Customizing Reusable Frozen ML-Embeddings with Vespa
UPDATE 2023-06-06: use new syntax to configure Bert embedder.
Deep-learned embeddings are popular for search and recommendation use cases, and organizations must manage and operate these embeddings efficiently in production. One emerging strategy which reduces embedding lifecycle complexity is to use frozen models which output frozen foundational embeddings that are reusable and customizable for different tasks.
This post introduces the concept of using reusable frozen embeddings and tailoring them with Vespa.
Background
Encoding data objects using deep learning models allows for representing objects in a high-dimensional vector space. In this latent embedding vector space, one can compare the objects using vector distance functions, which can be used for search, recommendation, classification, and clustering. There are three primary ways developers can introduce embedding representations of data in their applications:
- Using commercial embedding providers
- Using off-the-shelf open-source embedding models
- Training custom embedding models
All three incur training and inference (computational) costs, which are proportional to the model size, the number of objects, and the object input sizes. In addition, the output vector embedding must be stored and potentially indexed for efficient retrieval.
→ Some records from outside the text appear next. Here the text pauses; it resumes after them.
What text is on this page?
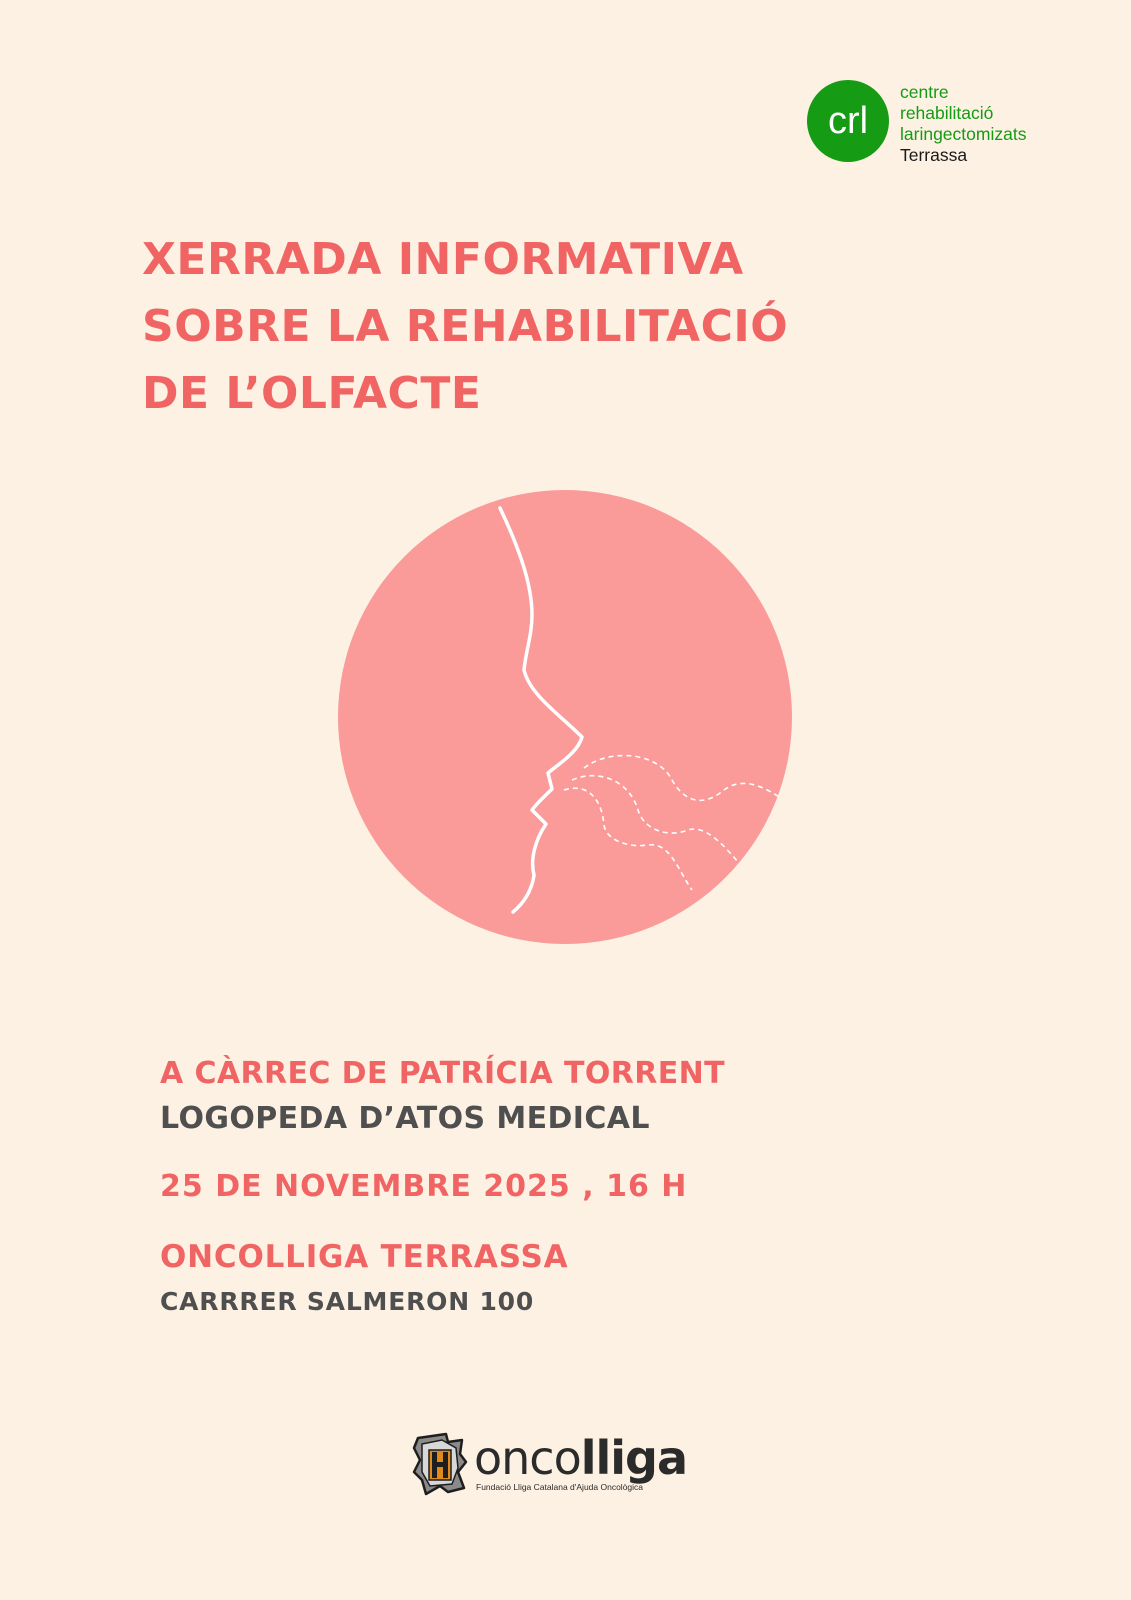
crl
centre
rehabilitació
laringectomizats
Terrassa
XERRADA INFORMATIVA
SOBRE LA REHABILITACIÓ
DE L’OLFACTE
A CÀRREC DE PATRÍCIA TORRENT
LOGOPEDA D’ATOS MEDICAL
25 DE NOVEMBRE 2025 , 16 H
ONCOLLIGA TERRASSA
CARRRER SALMERON 100
oncolliga
Fundació Lliga Catalana d'Ajuda Oncològica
Operating and maintaining embeddings in production #MLEmbeddingOps
Suppose we want to modify an embedding model by fine-tuning it for a task or replacing it with a new model with a different vector dimensionality. Then, all our data objects must be reprocessed and embedded again. Reprocessing for any model change might be easy for small-scale applications with a few million data points. Still, it quickly gets out of hand with larger-scale evolving datasets in production.
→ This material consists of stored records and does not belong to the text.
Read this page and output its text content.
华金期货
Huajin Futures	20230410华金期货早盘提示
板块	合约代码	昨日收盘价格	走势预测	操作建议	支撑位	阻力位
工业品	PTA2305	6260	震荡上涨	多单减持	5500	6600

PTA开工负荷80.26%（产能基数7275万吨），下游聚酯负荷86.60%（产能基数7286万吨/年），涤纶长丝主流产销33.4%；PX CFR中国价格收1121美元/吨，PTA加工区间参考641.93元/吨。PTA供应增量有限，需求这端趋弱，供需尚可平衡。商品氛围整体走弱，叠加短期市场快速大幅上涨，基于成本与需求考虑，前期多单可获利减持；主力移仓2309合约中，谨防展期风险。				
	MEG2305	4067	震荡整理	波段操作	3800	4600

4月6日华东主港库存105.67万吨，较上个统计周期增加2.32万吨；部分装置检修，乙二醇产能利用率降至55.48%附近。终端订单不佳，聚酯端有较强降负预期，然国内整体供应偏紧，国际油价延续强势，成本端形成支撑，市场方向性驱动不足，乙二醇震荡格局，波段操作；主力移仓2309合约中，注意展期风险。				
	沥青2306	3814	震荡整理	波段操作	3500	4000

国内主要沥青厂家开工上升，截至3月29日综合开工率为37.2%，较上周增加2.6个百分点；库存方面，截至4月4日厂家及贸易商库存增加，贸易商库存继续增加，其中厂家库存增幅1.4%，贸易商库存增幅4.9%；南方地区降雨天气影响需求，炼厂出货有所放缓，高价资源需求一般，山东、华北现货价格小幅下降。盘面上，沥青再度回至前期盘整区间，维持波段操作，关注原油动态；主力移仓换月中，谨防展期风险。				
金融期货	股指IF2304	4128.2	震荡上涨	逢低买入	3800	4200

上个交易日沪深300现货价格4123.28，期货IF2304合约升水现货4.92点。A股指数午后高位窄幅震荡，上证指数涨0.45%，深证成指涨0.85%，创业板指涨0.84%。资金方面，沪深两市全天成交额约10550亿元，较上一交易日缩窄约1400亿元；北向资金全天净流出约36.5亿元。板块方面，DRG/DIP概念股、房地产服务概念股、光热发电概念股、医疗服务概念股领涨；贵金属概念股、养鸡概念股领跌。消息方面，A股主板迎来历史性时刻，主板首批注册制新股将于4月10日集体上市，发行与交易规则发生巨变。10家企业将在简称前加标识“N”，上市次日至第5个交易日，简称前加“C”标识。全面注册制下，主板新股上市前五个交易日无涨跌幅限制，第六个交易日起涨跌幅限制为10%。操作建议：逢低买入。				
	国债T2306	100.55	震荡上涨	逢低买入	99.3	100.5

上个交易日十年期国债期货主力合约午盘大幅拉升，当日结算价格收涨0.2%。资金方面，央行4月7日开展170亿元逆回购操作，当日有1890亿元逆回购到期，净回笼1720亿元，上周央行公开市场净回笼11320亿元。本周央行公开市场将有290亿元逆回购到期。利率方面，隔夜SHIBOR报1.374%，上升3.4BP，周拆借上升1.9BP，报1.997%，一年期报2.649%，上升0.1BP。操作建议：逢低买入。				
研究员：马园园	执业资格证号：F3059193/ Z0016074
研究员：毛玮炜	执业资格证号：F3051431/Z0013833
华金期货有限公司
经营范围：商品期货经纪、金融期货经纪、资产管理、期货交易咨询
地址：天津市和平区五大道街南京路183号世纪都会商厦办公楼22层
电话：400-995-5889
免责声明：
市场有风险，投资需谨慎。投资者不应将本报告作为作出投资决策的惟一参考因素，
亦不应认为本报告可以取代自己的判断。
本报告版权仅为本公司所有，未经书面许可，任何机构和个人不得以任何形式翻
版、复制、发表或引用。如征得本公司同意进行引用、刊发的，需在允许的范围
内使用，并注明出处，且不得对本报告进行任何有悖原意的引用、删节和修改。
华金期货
Consider a case where we have an evolving dataset of 10M news articles that we have implemented semantic search for, using a model that embeds query and document texts into vector representations. Our search service has been serving production traffic for some time, but now the ML team wants to change the embedding model. Now, to get this new model into production for online evaluation, we roughly need to follow these steps:
-
Run inference with the new model over all documents in the index to obtain the new vector embedding. This stage requires infrastructure to run inferences with the model or pay an embedding inference provider per inference. We must also serve the current embedding model, which is in production, used to embed new documents and the current real-time stream of queries.
-
Index the new vector embedding representation to our serving infrastructure used for efficient vector search. Suppose, we are fortunate enough to be using Vespa, which supports multiple embedding fields per document schema. In that case, we can index the new embedding in a new field without duplicating other fields and creating an entirely new schema or index. Adding the new tensor field still adds to the serving cost, as we double the resource usage footprint related to indexing and storage.
-
After all this, we are finally ready to evaluate the new embedding model online. Depending on the outcome of the online evaluation, we can garbage collect either the new or old embedding field.
That’s a lot of complexity and cost to evaluate a model online, but now we can relax. But, wait, our PM now wants to introduce news article recommendations for the home page, and the ML team is planning on using embeddings for this project. We also hear they are discussing a related articles feature they want to launch soon.
Very quickly we will face the challenge of maintaining and operating three different embedding-based use cases, each with model iterations, and going through the above process. There must be a better way. What if we could somehow reuse the embeddings for multiple tasks?
Frozen embeddings to the rescue
An emerging industry trend that helps reduce #MLEmbeddingOps complexity is to use frozen foundational embeddings that can be reused for different tasks without incurring the usual costs related to embedding versioning, storage, inference, and training.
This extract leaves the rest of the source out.